At their SCIAC finals Saturday, Feb. 27, CMS started off strong, ending the first quarter 18-13 with eight points from Kailee Severt CM '18 in the first quarter alone. Despite a few nail-biting minutes of doubt in the second quarter, in which Cal Lutheran took advantage of a temporary breakdown in the Athena defense and trailed behind by only one point, CMS maintained the lead throughout the game.
Jai Dungca CM '17 reignited the team as she found her groove toward the end of the second quarter, sinking two three-pointers and hitting an open layup after a deft steal with just over a minute remaining in the half. Dungca ended the game with 16 points and was 4-4 from three-point range with two steals and one rebound. The Athenas regrouped on both ends of the court, forcing two airballs and a number of empty possessions from Cal Lutheran and ending the half up 42-25 and shooting 56.3.
The Athenas held no less than a 14-point lead throughout the second half, holding the Regals to only 16 points in the third quarter and seven points in the fourth. Mara Falahee SC '16 and Severt put up 11 and eight points respectively, and Falahee ended the night with perfect 5-5 field goal shooting and making all three of her three-point attempts. By pushing the ball up the court with ease and sustaining their strong defense, CMS presented multiple challenges for Cal Lutheran.
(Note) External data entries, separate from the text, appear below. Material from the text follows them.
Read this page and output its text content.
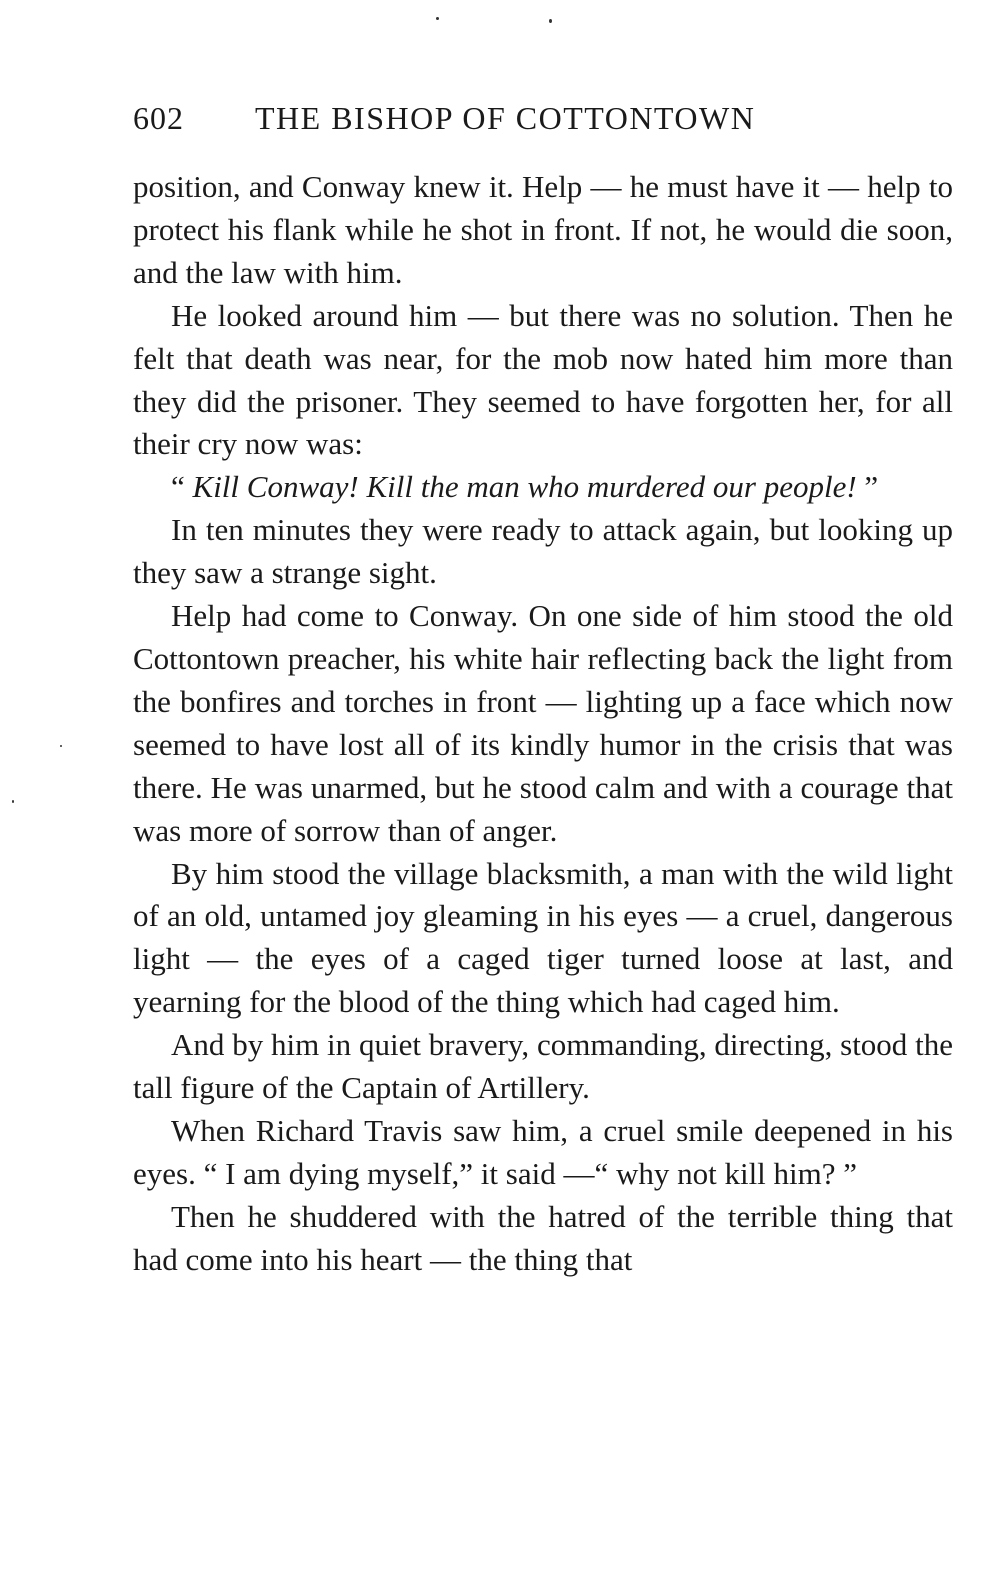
602 THE BISHOP OF COTTONTOWN

position, and Conway knew it. Help — he must have it — help to protect his flank while he shot in front. If not, he would die soon, and the law with him.

He looked around him — but there was no solution. Then he felt that death was near, for the mob now hated him more than they did the prisoner. They seemed to have forgotten her, for all their cry now was:

“ Kill Conway! Kill the man who murdered our people! ”

In ten minutes they were ready to attack again, but looking up they saw a strange sight.

Help had come to Conway. On one side of him stood the old Cottontown preacher, his white hair reflecting back the light from the bonfires and torches in front — lighting up a face which now seemed to have lost all of its kindly humor in the crisis that was there. He was unarmed, but he stood calm and with a courage that was more of sorrow than of anger.

By him stood the village blacksmith, a man with the wild light of an old, untamed joy gleaming in his eyes — a cruel, dangerous light — the eyes of a caged tiger turned loose at last, and yearning for the blood of the thing which had caged him.

And by him in quiet bravery, commanding, directing, stood the tall figure of the Captain of Artillery.

When Richard Travis saw him, a cruel smile deepened in his eyes. “ I am dying myself,” it said —“ why not kill him? ”

Then he shuddered with the hatred of the terrible thing that had come into his heart — the thing that
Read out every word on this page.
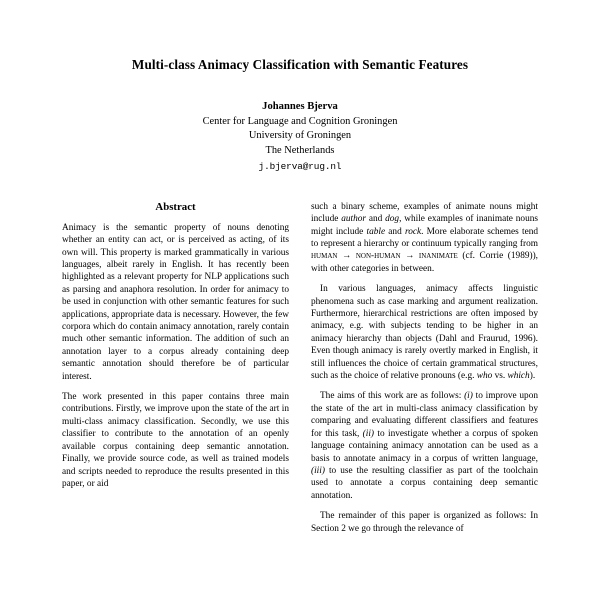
Multi-class Animacy Classification with Semantic Features
Johannes Bjerva
Center for Language and Cognition Groningen
University of Groningen
The Netherlands
j.bjerva@rug.nl
Abstract

Animacy is the semantic property of nouns denoting whether an entity can act, or is perceived as acting, of its own will. This property is marked grammatically in various languages, albeit rarely in English. It has recently been highlighted as a relevant property for NLP applications such as parsing and anaphora resolution. In order for animacy to be used in conjunction with other semantic features for such applications, appropriate data is necessary. However, the few corpora which do contain animacy annotation, rarely contain much other semantic information. The addition of such an annotation layer to a corpus already containing deep semantic annotation should therefore be of particular interest.

The work presented in this paper contains three main contributions. Firstly, we improve upon the state of the art in multi-class animacy classification. Secondly, we use this classifier to contribute to the annotation of an openly available corpus containing deep semantic annotation. Finally, we provide source code, as well as trained models and scripts needed to reproduce the results presented in this paper, or aid

such a binary scheme, examples of animate nouns might include author and dog, while examples of inanimate nouns might include table and rock. More elaborate schemes tend to represent a hierarchy or continuum typically ranging from human → non-human → inanimate (cf. Corrie (1989)), with other categories in between.

In various languages, animacy affects linguistic phenomena such as case marking and argument realization. Furthermore, hierarchical restrictions are often imposed by animacy, e.g. with subjects tending to be higher in an animacy hierarchy than objects (Dahl and Fraurud, 1996). Even though animacy is rarely overtly marked in English, it still influences the choice of certain grammatical structures, such as the choice of relative pronouns (e.g. who vs. which).

The aims of this work are as follows: (i) to improve upon the state of the art in multi-class animacy classification by comparing and evaluating different classifiers and features for this task, (ii) to investigate whether a corpus of spoken language containing animacy annotation can be used as a basis to annotate animacy in a corpus of written language, (iii) to use the resulting classifier as part of the toolchain used to annotate a corpus containing deep semantic annotation.

The remainder of this paper is organized as follows: In Section 2 we go through the relevance of
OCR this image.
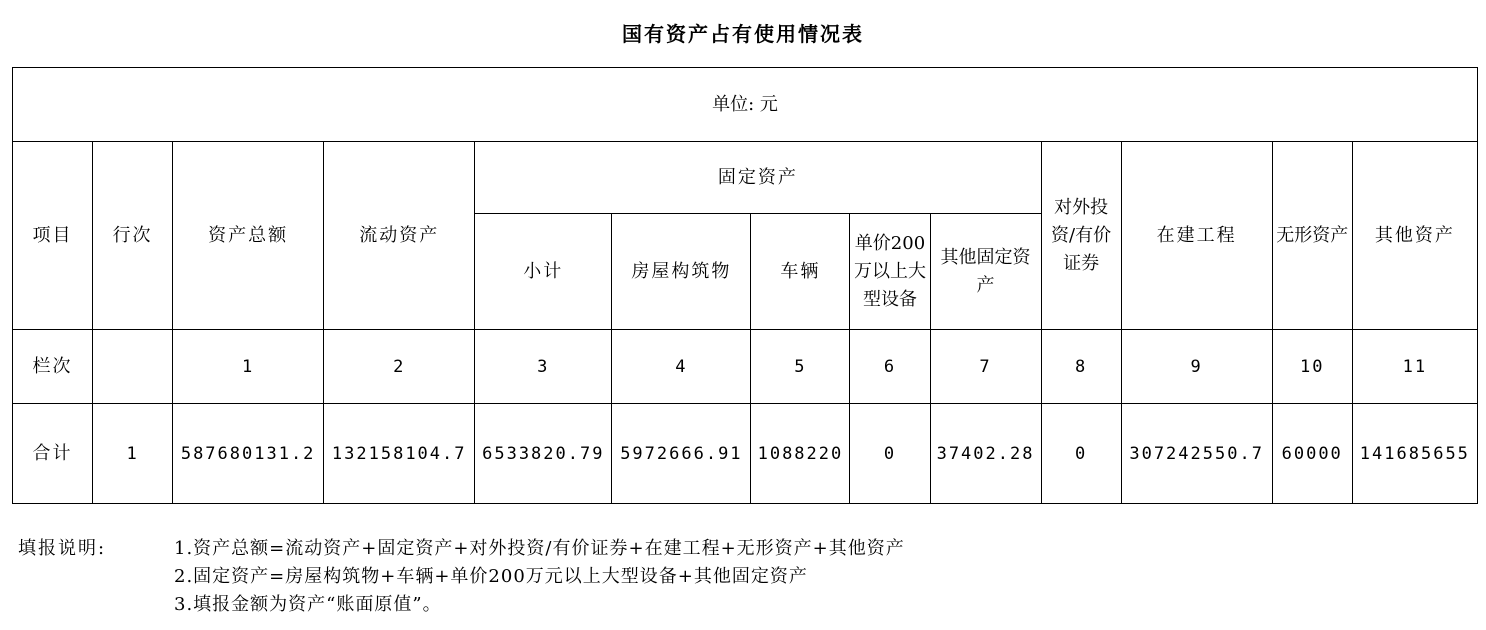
国有资产占有使用情况表
单位: 元												
项目	行次	资产总额	流动资产	固定资产					对外投资/有价证券	在建工程	无形资产	其他资产
				小计	房屋构筑物	车辆	单价200万以上大型设备	其他固定资产				
栏次		1	2	3	4	5	6	7	8	9	10	11
合计	1	587680131.2	132158104.7	6533820.79	5972666.91	1088220	0	37402.28	0	307242550.7	60000	141685655
填报说明:	1.资产总额=流动资产+固定资产+对外投资/有价证券+在建工程+无形资产+其他资产
2.固定资产=房屋构筑物+车辆+单价200万元以上大型设备+其他固定资产
3.填报金额为资产“账面原值”。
While the Regals had some good open looks, they ultimately could not come back from their first half 17-point deficit.
Head coach Kristen Dowling, who has helped bring the Athenas three consecutive regular and post-season titles in her four years with CMS, attributed their victory to the teamwork, particularly on defense.
“Our young women were focused, they played hard, they played together, and they got after it defensively,” Dowling said. “It was a total team effort starting on the defensive end.”
Dowling also stressed the importance of building a strong sense of community within the team and how that has translated onto the court this season.
“Our expectations are always to put together the best team possible and to have a great culture,” Dowling said. “We know that if we focus on the culture, the people, and the process, the winning will take care of itself. We’re led by a great senior, Mara Falahee—she sets the tone and the culture and has done a great job leading the team.”
After reaching the NCAA Tournament only to lose in the first round for the past two seasons, Dungca noted the potential for redemption this year.
“[Reaching the NCAA Tournament again] definitely gives us more confidence,” Dungca said. “Last year, I feel like we were playing to live up to what we did the year before, but we learned that we can’t compare teams before to now because everyone is totally different.”
Dowling stated that the team’s experience in the tournament will help them succeed in the upcoming game.
“We’re excited, we’re ready, we’re prepared,” Dowling said. “This is a group that’s been here before, so they know what to expect. We’re excited for another opportunity to play.”
If the Athenas win the first round game on Friday, Mar. 4, against Trinity College (22-5, 11-3 SCIAC) in Tyler, Tex., they will continue to play the winner of the University of Texas (26-3, 15-3 conf.) and University of California, Santa Cruz (17-8, 15-7 conf.) matchup on Saturday, Mar. 5.